3.5: Coplanar Forces
Consider an object upon which multiple forces are acting. If the lines of action of each force lie within the same plane, the system can be considered coplanar. The Cartesian vector form can be used to resolve each force into its respective components. For a coplanar system, the system will be in equilibrium if each component of the resultant force equals zero and the resultant force on the system is zero. If the sum of the forces is not equal to zero, then the object will not be in equilibrium and will accelerate in the direction of the net force.
To solve problems involving coplanar forces and equilibrium, all the forces acting on the object, along with their magnitudes and directions, must be identified. These forces can then be resolved into their x and y components using vector algebra. The equations of equilibrium are used to calculate the unknown forces and check whether the object is in equilibrium or not.
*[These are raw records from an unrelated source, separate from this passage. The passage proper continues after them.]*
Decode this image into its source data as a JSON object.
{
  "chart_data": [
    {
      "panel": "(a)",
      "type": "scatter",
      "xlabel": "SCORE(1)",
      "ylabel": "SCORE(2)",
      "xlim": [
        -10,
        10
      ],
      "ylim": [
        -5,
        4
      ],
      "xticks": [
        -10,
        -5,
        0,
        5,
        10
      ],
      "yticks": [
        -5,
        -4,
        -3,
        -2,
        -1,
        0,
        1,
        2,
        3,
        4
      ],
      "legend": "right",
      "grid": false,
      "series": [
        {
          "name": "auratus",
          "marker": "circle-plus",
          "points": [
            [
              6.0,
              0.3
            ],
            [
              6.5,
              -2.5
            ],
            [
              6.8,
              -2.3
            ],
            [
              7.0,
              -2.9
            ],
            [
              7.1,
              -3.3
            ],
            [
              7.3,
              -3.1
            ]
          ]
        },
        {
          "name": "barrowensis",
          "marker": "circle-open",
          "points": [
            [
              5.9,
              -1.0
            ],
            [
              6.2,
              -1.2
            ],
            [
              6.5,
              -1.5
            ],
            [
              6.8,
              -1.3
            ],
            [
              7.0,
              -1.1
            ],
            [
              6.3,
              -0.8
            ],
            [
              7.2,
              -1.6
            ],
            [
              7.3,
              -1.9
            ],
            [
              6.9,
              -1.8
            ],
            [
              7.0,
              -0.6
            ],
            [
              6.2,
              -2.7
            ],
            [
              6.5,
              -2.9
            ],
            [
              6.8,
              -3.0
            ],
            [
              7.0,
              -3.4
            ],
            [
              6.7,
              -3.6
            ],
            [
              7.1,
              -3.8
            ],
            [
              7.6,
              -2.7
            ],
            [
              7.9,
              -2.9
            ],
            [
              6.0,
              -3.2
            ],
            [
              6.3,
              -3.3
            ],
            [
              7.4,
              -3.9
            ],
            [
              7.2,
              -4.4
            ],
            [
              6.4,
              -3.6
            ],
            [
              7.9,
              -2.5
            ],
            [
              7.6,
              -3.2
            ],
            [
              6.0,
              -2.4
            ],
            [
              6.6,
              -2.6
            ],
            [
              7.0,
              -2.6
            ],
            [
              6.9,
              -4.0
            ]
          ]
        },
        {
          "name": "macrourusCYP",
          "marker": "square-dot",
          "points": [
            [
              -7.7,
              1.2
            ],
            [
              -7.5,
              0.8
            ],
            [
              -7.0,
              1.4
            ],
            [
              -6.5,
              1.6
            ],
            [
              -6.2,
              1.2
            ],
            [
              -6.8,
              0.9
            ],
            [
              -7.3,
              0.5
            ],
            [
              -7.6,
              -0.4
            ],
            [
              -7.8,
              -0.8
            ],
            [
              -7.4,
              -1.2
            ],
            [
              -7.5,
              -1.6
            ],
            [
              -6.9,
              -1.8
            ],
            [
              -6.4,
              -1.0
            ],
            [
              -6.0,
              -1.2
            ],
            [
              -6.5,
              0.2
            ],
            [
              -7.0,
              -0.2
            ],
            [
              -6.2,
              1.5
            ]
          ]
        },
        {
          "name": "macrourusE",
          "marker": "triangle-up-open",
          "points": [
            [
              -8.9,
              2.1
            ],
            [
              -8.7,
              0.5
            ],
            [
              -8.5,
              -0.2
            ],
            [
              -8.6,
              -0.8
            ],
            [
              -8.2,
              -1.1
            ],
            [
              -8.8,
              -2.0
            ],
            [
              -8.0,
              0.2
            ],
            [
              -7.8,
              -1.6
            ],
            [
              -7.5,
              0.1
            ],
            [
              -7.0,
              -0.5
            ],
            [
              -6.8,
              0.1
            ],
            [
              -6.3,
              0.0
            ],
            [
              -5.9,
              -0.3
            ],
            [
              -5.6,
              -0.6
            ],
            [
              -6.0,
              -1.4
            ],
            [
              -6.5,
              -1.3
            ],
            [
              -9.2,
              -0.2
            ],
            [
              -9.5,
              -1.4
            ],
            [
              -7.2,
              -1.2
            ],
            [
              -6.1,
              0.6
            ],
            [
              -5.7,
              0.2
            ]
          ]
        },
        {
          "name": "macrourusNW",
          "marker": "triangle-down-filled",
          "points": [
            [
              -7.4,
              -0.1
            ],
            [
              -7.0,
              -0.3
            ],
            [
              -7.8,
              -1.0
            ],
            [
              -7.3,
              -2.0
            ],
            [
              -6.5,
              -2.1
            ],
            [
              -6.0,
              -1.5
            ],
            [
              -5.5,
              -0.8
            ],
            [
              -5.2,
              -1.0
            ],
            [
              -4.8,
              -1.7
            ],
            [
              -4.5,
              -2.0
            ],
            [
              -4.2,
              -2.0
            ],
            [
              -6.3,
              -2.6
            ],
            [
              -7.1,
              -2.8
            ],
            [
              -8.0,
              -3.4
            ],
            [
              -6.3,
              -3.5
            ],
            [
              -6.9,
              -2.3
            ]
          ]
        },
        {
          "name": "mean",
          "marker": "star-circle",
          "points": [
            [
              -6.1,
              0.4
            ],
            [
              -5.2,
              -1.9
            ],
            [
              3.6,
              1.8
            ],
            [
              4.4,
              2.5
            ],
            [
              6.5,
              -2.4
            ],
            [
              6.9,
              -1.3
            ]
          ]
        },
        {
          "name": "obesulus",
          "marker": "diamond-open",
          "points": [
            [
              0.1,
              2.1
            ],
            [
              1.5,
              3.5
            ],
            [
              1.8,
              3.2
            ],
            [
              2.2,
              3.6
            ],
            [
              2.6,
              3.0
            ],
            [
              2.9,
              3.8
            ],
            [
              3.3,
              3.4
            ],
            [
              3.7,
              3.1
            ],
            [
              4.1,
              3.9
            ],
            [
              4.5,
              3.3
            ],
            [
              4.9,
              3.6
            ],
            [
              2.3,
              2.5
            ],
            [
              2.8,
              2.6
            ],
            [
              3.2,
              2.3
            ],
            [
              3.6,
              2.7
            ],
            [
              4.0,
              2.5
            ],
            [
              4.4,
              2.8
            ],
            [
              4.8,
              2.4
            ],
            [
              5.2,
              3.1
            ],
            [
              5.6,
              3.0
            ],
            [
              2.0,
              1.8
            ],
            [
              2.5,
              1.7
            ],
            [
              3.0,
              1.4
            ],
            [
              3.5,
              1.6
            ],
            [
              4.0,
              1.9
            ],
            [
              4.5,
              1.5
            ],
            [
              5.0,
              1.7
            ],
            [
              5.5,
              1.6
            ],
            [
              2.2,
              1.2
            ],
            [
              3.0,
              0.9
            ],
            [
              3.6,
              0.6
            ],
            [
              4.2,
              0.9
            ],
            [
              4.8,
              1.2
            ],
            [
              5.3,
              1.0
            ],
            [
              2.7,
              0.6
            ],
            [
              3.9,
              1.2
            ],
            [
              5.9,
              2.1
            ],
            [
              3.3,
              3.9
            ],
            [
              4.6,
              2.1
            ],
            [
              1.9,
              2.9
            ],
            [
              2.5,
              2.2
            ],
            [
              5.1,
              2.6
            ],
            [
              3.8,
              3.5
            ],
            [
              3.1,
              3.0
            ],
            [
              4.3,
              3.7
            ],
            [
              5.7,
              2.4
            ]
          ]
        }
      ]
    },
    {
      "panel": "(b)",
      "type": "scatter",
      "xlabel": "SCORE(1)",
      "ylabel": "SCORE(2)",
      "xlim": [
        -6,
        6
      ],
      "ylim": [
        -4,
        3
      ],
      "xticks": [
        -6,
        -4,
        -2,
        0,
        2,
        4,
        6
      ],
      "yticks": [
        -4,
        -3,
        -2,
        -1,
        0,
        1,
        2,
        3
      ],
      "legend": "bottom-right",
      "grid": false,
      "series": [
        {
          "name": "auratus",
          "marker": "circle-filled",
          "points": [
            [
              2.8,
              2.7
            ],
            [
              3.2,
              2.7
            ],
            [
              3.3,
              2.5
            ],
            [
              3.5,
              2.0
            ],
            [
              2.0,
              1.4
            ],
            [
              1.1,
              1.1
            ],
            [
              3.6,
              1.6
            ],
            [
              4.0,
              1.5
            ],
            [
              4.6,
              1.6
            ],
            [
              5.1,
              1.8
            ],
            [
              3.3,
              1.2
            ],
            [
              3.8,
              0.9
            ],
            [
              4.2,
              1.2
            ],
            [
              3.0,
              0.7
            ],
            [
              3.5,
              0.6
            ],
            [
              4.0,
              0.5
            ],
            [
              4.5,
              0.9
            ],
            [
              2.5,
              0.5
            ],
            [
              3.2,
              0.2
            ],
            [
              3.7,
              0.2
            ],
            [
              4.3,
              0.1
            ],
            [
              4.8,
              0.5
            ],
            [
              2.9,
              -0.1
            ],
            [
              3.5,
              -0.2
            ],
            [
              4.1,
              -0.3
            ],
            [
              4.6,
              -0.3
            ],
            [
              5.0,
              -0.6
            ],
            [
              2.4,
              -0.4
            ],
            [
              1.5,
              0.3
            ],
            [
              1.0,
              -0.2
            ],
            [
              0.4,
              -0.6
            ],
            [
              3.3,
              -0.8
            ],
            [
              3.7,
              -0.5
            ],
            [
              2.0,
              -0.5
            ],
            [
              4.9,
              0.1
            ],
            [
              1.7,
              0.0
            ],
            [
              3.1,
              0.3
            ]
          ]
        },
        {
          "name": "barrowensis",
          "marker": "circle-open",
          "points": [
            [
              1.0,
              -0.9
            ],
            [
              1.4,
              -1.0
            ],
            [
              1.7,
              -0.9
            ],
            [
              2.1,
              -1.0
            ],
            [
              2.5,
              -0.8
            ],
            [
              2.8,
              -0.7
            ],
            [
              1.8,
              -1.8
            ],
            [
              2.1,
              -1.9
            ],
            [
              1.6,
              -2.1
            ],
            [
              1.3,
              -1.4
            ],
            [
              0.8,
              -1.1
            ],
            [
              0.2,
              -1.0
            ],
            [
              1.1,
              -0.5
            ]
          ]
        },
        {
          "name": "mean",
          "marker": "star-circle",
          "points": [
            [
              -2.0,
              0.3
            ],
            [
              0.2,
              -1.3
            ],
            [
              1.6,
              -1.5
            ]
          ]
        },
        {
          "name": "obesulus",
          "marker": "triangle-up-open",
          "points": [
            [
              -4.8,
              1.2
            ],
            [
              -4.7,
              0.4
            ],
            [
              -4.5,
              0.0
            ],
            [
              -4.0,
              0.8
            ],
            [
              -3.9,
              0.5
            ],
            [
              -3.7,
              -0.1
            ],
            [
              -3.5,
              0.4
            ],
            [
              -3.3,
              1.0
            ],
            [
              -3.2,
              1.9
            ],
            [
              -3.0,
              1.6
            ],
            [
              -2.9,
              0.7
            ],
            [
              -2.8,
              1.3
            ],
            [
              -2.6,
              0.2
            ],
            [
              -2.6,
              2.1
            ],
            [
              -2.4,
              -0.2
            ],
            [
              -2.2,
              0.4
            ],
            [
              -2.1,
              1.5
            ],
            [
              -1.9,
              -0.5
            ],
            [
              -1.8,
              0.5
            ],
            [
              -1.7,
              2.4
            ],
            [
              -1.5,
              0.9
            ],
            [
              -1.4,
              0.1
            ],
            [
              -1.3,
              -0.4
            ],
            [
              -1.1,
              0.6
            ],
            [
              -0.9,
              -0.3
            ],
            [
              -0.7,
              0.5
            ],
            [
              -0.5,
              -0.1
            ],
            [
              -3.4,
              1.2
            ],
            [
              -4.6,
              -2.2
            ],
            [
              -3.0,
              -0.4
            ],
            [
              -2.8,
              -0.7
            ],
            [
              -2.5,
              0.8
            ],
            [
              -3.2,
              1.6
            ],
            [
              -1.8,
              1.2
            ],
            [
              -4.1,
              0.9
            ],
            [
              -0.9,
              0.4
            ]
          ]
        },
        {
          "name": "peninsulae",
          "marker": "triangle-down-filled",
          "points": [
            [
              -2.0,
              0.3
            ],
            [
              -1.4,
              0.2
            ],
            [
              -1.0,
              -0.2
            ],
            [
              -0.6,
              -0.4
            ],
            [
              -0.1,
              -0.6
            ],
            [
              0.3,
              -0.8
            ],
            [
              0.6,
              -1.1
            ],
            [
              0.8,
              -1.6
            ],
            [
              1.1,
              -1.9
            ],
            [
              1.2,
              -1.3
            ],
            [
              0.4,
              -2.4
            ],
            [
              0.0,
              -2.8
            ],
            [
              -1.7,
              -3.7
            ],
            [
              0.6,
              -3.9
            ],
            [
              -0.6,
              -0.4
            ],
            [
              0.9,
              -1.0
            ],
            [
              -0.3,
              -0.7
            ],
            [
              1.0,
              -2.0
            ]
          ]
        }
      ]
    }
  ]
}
Consider a box in a state of equilibrium suspended by three strings as shown in the figure
This is a coplanar system because the forces are acting in a single plane. Two of the diagonal strings, connected to the plank, have equal angles with the plank, and the tension force in these two strings is known. In order to determine the magnitude of the tension force in the third vertical string, the equilibrium equations can be applied. Resolving the known tension forces of the two strings into their components shows that the horizontal components counterbalance each other. Therefore, the tension in the third string can be determined by rearranging the equation for the vertical components. Once the tension in the third string has been determined, the equilibrium equations can be used to check that the system is, indeed, in a state of equilibrium.